Gemeinschaftlicher Ausflug von der Wohngemeinschaft „Tres Soles“ und dem Studentenwohnheim „Luis Espinal" Drucken

Mit Beginn des Monats Juli wurde es für die Solesianer und Espinaler höchste Zeit ihre Koffer, kleinen Rucksäcke oder Plastiktüten zu packen. Anders als in den vorangegangenen Jahren wurde dieses Jahr schon eine Woche vorher und früher mit dem Packen begonnen.
Das auserwählte Ausflugsziel, ökologisch intakt auf Grund seiner vielen Nationalparks und ein Touristenparadies im tropischen Cochabamba, besser bekannt als Villa Tunari, hieß in früheren Zeiten San Antonio, benannt nach den wenigen beherzten Personen, die einst den Mut hatten, das Gebiet zu erforschen.
Zunächst einmal mussten wir uns jedoch folgende Frage stellen: „Ist es möglich mit nur 2000 Bolivianos mit 60 Personen an einen der schönsten und teuersten Orte des Landes zu fahren?“
Die Antwort lautete „Nein“. Allerdings leben wir in Bolivien, wo man so manches Unmögliche möglich machen kann.

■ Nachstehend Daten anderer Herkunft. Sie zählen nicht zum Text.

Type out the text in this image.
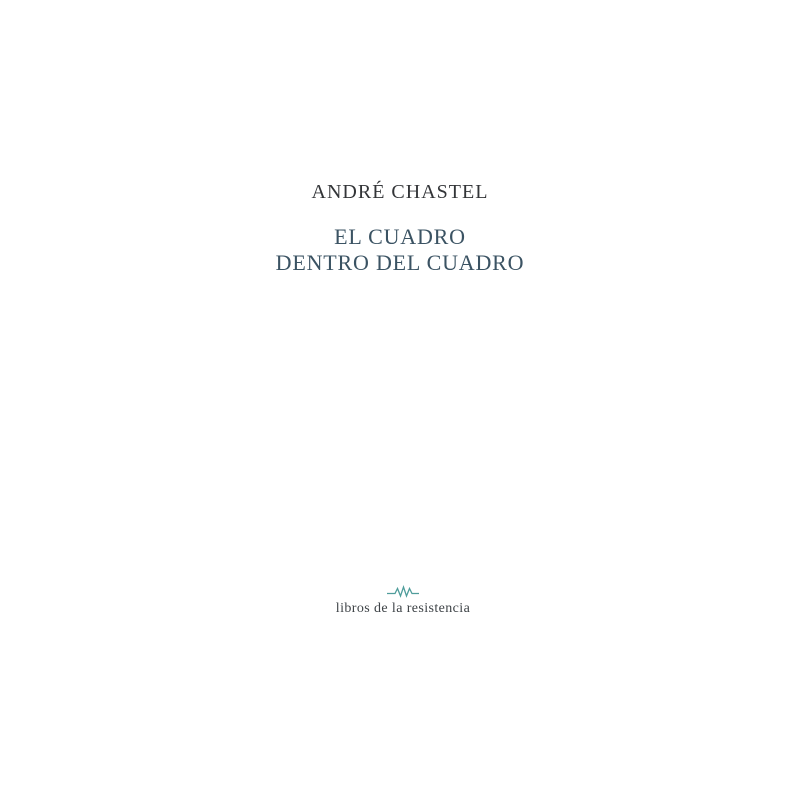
ANDRÉ CHASTEL
EL CUADRO
DENTRO DEL CUADRO
libros de la resistencia
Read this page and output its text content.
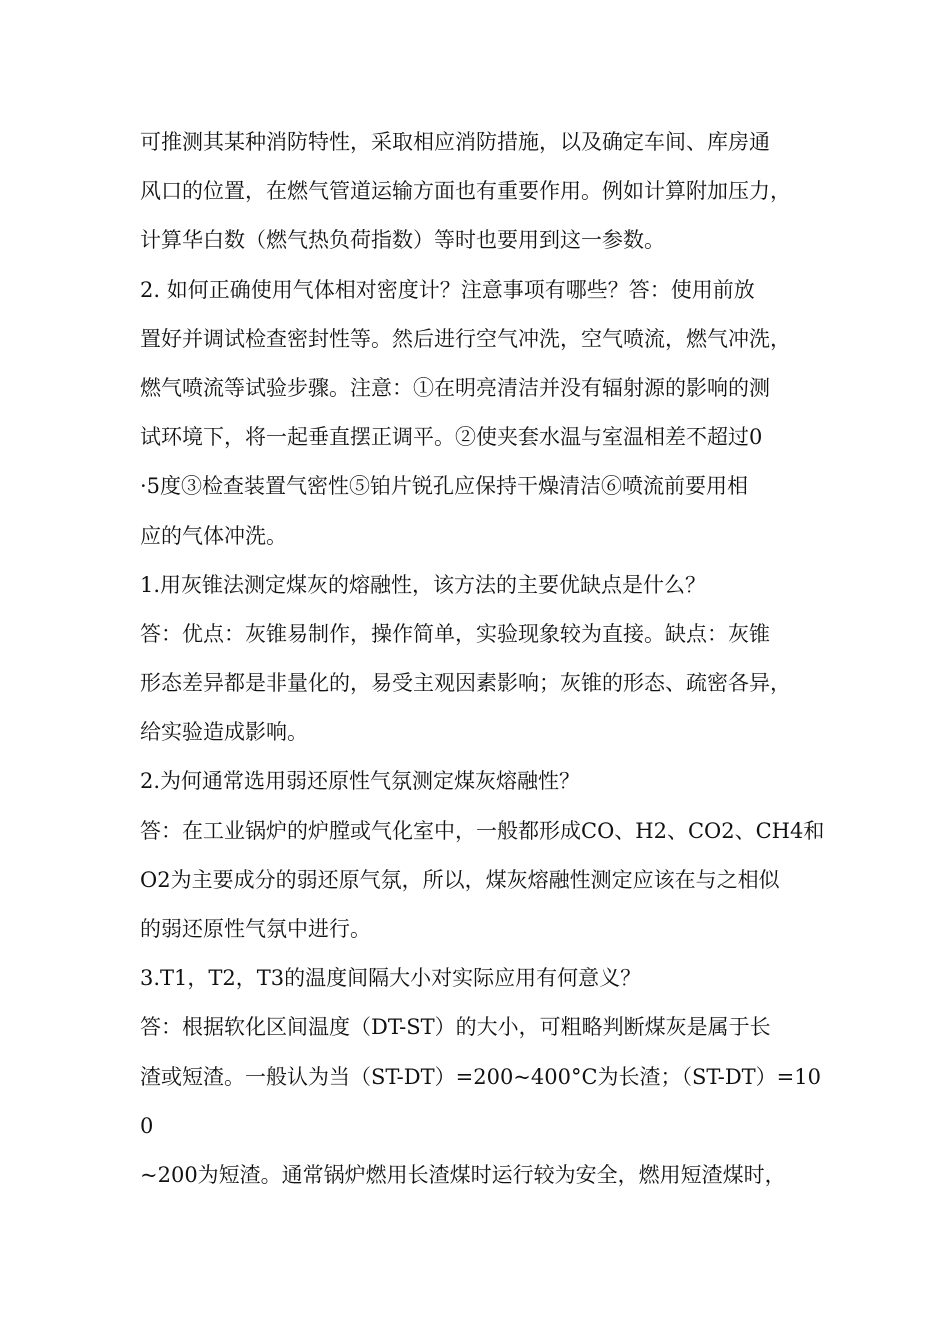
可推测其某种消防特性，采取相应消防措施，以及确定车间、库房通
风口的位置，在燃气管道运输方面也有重要作用。例如计算附加压力，
计算华白数（燃气热负荷指数）等时也要用到这一参数。
2. 如何正确使用气体相对密度计？注意事项有哪些？答：使用前放
置好并调试检查密封性等。然后进行空气冲洗，空气喷流，燃气冲洗，
燃气喷流等试验步骤。注意：①在明亮清洁并没有辐射源的影响的测
试环境下，将一起垂直摆正调平。②使夹套水温与室温相差不超过0
·5度③检查装置气密性⑤铂片锐孔应保持干燥清洁⑥喷流前要用相
应的气体冲洗。
1.用灰锥法测定煤灰的熔融性，该方法的主要优缺点是什么？
答：优点：灰锥易制作，操作简单，实验现象较为直接。缺点：灰锥
形态差异都是非量化的，易受主观因素影响；灰锥的形态、疏密各异，
给实验造成影响。
2.为何通常选用弱还原性气氛测定煤灰熔融性？
答：在工业锅炉的炉膛或气化室中，一般都形成CO、H2、CO2、CH4和
O2为主要成分的弱还原气氛，所以，煤灰熔融性测定应该在与之相似
的弱还原性气氛中进行。
3.T1，T2，T3的温度间隔大小对实际应用有何意义？
答：根据软化区间温度（DT-ST）的大小，可粗略判断煤灰是属于长
渣或短渣。一般认为当（ST-DT）=200~400°C为长渣；（ST-DT）=10
0
~200为短渣。通常锅炉燃用长渣煤时运行较为安全，燃用短渣煤时，
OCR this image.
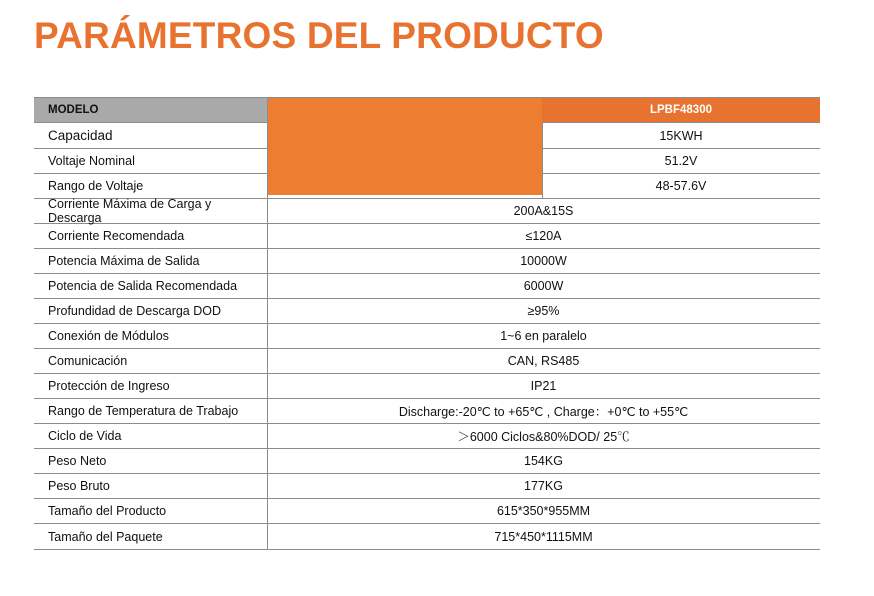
PARÁMETROS DEL PRODUCTO
MODELO	LPBF48300
Capacidad	15KWH
Voltaje Nominal	51.2V
Rango de Voltaje	48-57.6V
Corriente Máxima de Carga y Descarga	200A&15S
Corriente Recomendada	≤120A
Potencia Máxima de Salida	10000W
Potencia de Salida Recomendada	6000W
Profundidad de Descarga DOD	≥95%
Conexión de Módulos	1~6 en paralelo
Comunicación	CAN, RS485
Protección de Ingreso	IP21
Rango de Temperatura de Trabajo	Discharge:-20℃ to +65℃ , Charge：+0℃ to +55℃
Ciclo de Vida	＞6000 Ciclos&80%DOD/ 25℃
Peso Neto	154KG
Peso Bruto	177KG
Tamaño del Producto	615*350*955MM
Tamaño del Paquete	715*450*1115MM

Außerdem konnten wir auf Mitarbeiter zählen, die, wenn auch anfänglich etwas verzagt, sich einig waren und im Laufe der Zeit perfekt zusammengearbeitet haben, auf unermüdliche Freiwillige und auf den brennenden Wunsch auf unvergessliche Ferien. Und so kam es, dass „Solesianer“, „Residenzianer“, Freiwillige, Mitarbeiter, die Freunde in Quillacollo und nicht zu vergessen die Kirchengemeinde „Santísima Trinidad“, sie alle sich zusammen getan haben, um diesen Wunsch in Erfüllung gehen zu lassen. Wir haben unsere Rucksäcke mit leckerem „Fricase“, genialer „Sopa de Mani“, geschmackvollem „Pampaku“, wundervollem „Pique“, exzellent zubereitetem „Charquekan“ und einem unglaublichen Kartoffelsalat, mit viel Liebe gemacht, gefüllt, um die Besucher nach dem Sonntagsgottesdienst mit diesen Leckereien anzulocken und möglichst viel davon zu verkaufen. Der Plan ging auf und es hat alles bestens geklappt.Dass dann der Bus am Ausflugstag erst mit stundenlanger Verspätung kam, dass wir der sogenannten “hora boliviana” (bolivianischen Uhrzeit) alle Ehre gemacht haben, ist eine andere Geschichte. Auch dass unsere Mitarbeiter von tausend tropischen Insekten und anderen Tieren attackiert wurden, bleibt als eine von vielen Anekdoten in Erinnerung und all dies lässt uns heute nur noch schmunzeln.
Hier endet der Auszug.